Strings and Woodwinds project complete! Music and analysis

Published on July 14th, 2022

About one year after finishing my first orchestration project, I finally managed to complete my second project: a small piece for Strings and Woodwinds.

This took me quite some time as I has limited availability for these musical activities over the past few months. But little by little, I managed to come up with something. There it is!

This is a piece of music written for the following instruments: Violins 1, Violins 2, Violas, Violoncellos, Double-basses, and also for Flutes, Oboes, Clarinets in Bb and Bassoons. Like with the previous project, I composed a piece of music that has an intro and a theme played twice (I revised my previous expectation to compose a Rondo pretty quickly, as it actually was a pretty ambitious goal haha).

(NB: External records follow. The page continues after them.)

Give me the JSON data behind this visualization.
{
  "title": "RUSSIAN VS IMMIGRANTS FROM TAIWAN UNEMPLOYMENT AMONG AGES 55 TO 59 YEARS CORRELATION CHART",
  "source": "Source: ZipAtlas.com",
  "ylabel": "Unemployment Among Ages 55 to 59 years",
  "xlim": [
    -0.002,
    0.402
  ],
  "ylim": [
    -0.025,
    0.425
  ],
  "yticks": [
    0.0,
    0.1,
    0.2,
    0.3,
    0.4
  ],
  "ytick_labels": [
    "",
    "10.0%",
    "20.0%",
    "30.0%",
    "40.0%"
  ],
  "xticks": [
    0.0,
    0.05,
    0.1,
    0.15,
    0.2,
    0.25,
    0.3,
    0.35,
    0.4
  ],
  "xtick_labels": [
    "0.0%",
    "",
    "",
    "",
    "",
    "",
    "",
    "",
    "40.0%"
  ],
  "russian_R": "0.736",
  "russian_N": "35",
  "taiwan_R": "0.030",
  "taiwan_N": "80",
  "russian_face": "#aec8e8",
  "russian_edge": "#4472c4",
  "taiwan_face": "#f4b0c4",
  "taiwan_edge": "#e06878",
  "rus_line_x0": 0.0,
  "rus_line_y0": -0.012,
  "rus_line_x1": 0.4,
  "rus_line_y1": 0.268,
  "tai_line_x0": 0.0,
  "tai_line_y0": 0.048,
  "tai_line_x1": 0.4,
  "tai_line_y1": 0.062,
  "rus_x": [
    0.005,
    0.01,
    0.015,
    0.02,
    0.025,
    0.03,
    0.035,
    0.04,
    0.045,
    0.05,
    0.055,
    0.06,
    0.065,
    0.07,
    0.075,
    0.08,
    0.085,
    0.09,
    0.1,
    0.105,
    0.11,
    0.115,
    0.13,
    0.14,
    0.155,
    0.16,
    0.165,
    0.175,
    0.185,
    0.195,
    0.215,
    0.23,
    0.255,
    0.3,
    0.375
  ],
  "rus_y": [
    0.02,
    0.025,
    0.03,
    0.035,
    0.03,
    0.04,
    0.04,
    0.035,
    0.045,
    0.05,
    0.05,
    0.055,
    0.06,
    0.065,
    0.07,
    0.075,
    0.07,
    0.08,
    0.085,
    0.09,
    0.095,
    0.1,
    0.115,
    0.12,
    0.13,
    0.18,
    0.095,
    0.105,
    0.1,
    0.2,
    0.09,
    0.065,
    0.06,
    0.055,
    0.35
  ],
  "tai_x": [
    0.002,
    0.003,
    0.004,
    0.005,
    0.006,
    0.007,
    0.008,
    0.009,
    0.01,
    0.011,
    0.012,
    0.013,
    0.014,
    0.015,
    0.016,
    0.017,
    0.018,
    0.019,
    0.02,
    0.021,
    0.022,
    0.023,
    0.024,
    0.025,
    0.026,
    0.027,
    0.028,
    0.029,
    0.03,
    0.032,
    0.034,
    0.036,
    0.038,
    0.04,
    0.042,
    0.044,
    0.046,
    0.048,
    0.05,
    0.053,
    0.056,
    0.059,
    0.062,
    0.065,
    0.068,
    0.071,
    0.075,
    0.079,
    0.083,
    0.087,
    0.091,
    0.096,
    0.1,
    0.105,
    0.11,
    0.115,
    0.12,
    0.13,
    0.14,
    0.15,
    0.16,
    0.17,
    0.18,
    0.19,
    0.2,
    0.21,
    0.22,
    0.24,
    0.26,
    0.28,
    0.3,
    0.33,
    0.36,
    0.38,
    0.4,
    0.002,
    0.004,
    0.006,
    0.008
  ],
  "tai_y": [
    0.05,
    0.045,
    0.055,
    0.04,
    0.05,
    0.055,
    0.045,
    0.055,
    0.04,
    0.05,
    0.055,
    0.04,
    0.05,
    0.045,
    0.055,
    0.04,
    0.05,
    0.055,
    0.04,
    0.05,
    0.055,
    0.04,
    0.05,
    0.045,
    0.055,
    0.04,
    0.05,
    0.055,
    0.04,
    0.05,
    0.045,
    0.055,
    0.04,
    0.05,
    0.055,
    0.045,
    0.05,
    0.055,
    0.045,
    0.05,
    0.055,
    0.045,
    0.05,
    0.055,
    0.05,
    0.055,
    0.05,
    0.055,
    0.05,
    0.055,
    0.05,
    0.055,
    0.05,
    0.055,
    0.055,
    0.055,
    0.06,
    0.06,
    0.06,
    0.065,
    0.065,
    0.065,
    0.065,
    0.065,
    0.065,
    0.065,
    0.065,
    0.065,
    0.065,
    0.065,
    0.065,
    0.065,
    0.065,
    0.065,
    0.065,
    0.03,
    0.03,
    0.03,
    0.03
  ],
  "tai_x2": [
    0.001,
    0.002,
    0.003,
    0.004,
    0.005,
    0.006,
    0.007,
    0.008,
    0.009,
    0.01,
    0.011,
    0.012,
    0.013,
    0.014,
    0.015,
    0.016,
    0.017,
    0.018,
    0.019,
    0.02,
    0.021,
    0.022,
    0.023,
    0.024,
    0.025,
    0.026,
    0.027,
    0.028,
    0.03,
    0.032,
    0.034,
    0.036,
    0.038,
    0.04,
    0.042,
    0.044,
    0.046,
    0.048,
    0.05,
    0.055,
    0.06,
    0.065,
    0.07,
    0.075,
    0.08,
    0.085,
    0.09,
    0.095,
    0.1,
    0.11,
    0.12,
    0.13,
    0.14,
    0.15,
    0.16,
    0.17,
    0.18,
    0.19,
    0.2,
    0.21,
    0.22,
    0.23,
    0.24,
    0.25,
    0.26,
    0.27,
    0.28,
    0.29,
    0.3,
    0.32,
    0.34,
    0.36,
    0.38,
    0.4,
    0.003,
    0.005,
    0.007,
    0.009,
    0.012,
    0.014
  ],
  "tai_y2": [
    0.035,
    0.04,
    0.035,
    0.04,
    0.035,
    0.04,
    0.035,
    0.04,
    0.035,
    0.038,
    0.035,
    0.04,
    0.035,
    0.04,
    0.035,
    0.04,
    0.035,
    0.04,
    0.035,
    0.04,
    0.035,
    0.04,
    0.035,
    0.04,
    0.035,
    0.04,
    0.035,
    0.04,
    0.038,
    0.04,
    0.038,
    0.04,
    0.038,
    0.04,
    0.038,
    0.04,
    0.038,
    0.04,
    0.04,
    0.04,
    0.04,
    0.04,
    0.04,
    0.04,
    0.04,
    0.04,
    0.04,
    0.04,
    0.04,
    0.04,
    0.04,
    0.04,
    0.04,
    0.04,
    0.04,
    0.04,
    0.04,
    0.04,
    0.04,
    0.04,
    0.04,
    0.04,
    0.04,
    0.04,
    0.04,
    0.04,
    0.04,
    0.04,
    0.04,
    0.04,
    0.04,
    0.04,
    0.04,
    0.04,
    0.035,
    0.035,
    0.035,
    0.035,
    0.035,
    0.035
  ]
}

I’m pretty happy with the end-result, I think this piece is a bit richer than the previous one, more exploration was made possible because I had to deal with two instrument families this time, and I had a longer theme here to play with. I also encountered some challenges, I asked myself a few questions when orchestrating. I’ll go through some take-away items.

Theme design

I wanted to come up with a longer theme compared to what I had composed previously, mostly because I wanted some room to create opportunities for counter-melodies and other motifs.

I think I managed to achieve this by playing the same note over a couple of measures at different times during the theme. For example, whenever the violins play a whole-note as part of the theme, there’s room for the Woodwinds to take over for a bit during that time. I think Woodwinds can really shine when they play a sort of counter-melody, even when it is for a short amount of time. That creates an interesting dynamic, an interesting mix.

The theme includes some triplets as well. Before introducing them, I was using half-notes, justified by the fact that I wanted to create space for experimentation, as mentioned above. But the use of half-notes here was detrimental to the overall dynamic of the theme: the melody was feeling bare, a bit boring. So I thought mixing some ternary over binary rhythm could fill this gap, and that’s why I went for some triplets here and there.

Enjoying the Oboes / Violins combinations

Towards the end of the course on Woodwind orchestration, there’s a small module on instrument combinations. I leaned on this module to have an idea about which, among the Woodwinds and the Strings, I could have together. I also referred to the Vienna Symphonic Library website which I had mentioned in a previous post.

I ended up linking how the timbre of the oboes sounds when playing a melody against violins which present a counter-melody (or a background). This is a personal preference, but this may be the point actually of all of this: one’s vision of how a melody should be interpreted will be reflected by one’s feeling or tastes. It will also depend on what one has in mind when wanting to describe an emotion or a scene. For example, should the melody of a theme from a piece titled “Returning home” be played by a Clarinet or a Cello? It may depend of the composer’s vision of the piece.

I need to understand how to see a melody through the lens of each instrument, and, for each of them, check if related feelings come out accordingly.

Woodwinds for melodies

After experimenting with this music piece, I noticed that more Woodwind instruments are generally more suited to play a melody (or a counter-melody) than Strings. For example, if we consider low-register instruments only, I feel like bassoons are more suited to play a melody that double-basses.

There was an interesting element that I had to pay attention to, when I wrote a melody for Woodwinds (namely, the theme played by oboes): I had to make room for breathing. This is something that I tried to do, I don’t think it was too detrimental to the theme itself.

I tried to use some Woodwinds as background when the theme was played by the violins, the second time around. This was tricky, I tried to use the bassoons to complement the double-bass, but I think I got this wrong. And that’s may be the biggest take-away for me here: the more instruments, the trickier it gets to get the balance right.